# Raised Feather Board



## gmercer_48083 (Jul 18, 2012)

I needed a raised feather board to safely saw into the bottom of a hand plane I am making. I removed the miter slot thingy's from the bottom of the HF feather boards, then attached them to a strip of 3/4" plywood. I drilled pilot holes into the strip and installed four #12-24 x 2" hanger bolts to easily attach and adjust with wing nuts. This would also work on a router table. Easy and Cheap! Works Great!


----------



## woodknots (Mar 7, 2012)

One of the reasons I like this forum is because of the ideas that other members come up with.

Now, can someone please think of something for me to invent?


----------



## Stick486 (Jan 4, 2013)

vchiarelli said:


> One of the reasons I like this forum is because of the ideas that other members come up with.
> 
> Now, can someone please think of something for me to invent?


lead to gold formula...


----------



## 163481 (Jul 8, 2015)

Stick486 said:


> lead to gold formula...


Newton did that in the 18th century. Oh wait a minute...


----------



## gmercer_48083 (Jul 18, 2012)

Isn't it funny how something like this can prevent kick back, and keep a grown man from crying like a baby?


----------



## old coasty (Aug 15, 2014)

Great idea. Solves the problem I had the other day, and still have. HF here I come.


----------



## schnewj (Nov 18, 2013)

sfchuck said:


> Newton did that in the 18th century. Oh wait a minute...
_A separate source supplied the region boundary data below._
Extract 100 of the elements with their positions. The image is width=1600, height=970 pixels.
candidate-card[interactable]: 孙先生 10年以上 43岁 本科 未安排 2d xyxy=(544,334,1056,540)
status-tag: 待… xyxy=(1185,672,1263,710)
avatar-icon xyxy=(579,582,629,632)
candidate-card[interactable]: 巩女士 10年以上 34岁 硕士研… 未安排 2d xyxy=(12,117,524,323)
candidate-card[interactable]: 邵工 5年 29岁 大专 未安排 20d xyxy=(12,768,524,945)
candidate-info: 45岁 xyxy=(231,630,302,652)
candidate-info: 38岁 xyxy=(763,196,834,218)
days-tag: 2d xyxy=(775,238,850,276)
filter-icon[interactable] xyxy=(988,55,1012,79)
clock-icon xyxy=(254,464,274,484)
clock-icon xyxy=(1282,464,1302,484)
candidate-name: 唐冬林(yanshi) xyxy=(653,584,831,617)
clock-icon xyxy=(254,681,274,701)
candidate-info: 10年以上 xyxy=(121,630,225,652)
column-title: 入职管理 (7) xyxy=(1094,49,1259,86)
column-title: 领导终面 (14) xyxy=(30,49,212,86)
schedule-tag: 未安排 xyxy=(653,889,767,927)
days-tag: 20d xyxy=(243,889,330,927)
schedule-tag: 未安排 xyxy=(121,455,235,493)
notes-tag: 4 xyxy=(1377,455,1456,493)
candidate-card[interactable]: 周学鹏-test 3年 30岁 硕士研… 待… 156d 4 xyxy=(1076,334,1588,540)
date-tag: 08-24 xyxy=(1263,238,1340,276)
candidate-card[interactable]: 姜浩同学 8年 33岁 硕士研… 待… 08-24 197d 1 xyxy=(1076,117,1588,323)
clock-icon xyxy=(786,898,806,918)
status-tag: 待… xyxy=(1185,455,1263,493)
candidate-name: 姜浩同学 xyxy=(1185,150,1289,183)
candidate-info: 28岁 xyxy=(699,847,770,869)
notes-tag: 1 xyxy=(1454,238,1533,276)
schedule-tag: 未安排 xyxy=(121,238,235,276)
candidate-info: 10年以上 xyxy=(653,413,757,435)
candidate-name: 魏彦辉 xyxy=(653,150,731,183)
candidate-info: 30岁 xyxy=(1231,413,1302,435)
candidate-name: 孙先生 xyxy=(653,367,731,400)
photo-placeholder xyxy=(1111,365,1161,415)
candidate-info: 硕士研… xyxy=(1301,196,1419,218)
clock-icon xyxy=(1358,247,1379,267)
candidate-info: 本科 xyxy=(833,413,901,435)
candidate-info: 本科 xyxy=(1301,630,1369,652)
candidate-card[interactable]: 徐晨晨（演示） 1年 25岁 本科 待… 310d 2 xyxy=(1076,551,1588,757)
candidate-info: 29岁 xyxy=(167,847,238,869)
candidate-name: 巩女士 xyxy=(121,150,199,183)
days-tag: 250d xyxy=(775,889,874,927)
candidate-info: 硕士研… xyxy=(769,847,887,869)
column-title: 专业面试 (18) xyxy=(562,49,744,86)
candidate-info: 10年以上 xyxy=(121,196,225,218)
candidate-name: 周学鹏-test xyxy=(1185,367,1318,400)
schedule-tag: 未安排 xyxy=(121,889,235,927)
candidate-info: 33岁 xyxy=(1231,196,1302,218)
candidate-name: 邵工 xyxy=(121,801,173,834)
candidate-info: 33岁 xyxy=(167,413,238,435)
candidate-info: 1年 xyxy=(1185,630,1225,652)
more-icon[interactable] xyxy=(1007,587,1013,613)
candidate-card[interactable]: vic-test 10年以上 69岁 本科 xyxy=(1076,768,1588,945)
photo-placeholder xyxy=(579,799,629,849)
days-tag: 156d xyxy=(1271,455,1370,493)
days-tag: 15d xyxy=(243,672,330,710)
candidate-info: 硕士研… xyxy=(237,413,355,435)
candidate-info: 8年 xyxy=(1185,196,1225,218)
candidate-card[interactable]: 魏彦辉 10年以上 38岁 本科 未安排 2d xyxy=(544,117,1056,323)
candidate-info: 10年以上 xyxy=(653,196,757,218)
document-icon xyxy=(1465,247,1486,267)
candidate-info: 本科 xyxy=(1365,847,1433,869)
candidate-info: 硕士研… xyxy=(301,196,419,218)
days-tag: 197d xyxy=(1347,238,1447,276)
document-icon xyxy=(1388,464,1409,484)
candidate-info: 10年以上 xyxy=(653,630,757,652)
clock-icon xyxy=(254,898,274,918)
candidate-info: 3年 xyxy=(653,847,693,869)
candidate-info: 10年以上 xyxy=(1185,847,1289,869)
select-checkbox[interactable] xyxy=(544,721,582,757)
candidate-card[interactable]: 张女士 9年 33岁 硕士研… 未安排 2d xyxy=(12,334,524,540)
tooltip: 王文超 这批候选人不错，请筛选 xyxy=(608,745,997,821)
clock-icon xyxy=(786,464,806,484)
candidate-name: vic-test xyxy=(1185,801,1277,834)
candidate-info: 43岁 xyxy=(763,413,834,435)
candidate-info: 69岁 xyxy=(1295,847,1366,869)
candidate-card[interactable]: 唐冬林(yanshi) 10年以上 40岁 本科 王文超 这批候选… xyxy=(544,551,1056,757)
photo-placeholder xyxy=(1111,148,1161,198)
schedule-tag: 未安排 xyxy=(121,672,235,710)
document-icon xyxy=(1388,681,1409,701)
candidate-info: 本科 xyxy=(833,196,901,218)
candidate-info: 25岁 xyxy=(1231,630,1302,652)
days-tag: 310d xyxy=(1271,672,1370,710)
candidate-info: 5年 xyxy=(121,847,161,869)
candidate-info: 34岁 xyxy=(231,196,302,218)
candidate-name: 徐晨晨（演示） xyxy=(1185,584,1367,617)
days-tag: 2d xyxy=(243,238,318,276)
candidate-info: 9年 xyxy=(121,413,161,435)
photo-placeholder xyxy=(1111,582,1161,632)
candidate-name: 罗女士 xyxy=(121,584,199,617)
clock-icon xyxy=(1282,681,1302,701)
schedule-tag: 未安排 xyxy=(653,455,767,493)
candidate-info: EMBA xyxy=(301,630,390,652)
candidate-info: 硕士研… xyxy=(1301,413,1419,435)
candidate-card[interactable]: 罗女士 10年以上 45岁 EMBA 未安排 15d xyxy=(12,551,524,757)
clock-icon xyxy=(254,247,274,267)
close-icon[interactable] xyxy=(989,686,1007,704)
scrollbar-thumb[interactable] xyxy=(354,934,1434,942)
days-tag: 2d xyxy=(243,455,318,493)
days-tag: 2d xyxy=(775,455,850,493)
But, but, the Academy of Sciences refused to publish his work after his death. So, you can't prove anything, so there! Besides, everyone knows that Newton was a witch and a disciple of the Devil, just ask the Church.


----------



## TWheels (May 26, 2006)

Stick486 said:


> lead to gold formula...


remove 3 protons and 6 or 7 neutrons per atom. Use the extra electrons to power the process


----------



## TWheels (May 26, 2006)

gmercer_48083 said:


> I needed a raised feather board to safely saw into the bottom of a hand plane I am making. I removed the miter slot thingy's from the bottom of the HF feather boards, then attached them to a strip of 3/4" plywood. I drilled pilot holes into the strip and installed four #12-24 x 2" hanger bolts to easily attach and adjust with wing nuts. This would also work on a router table. Easy and Cheap! Works Great!


Excellent idea, put into practice! How many RF members will copy it? I know I will make something very similar.
Great thanks


----------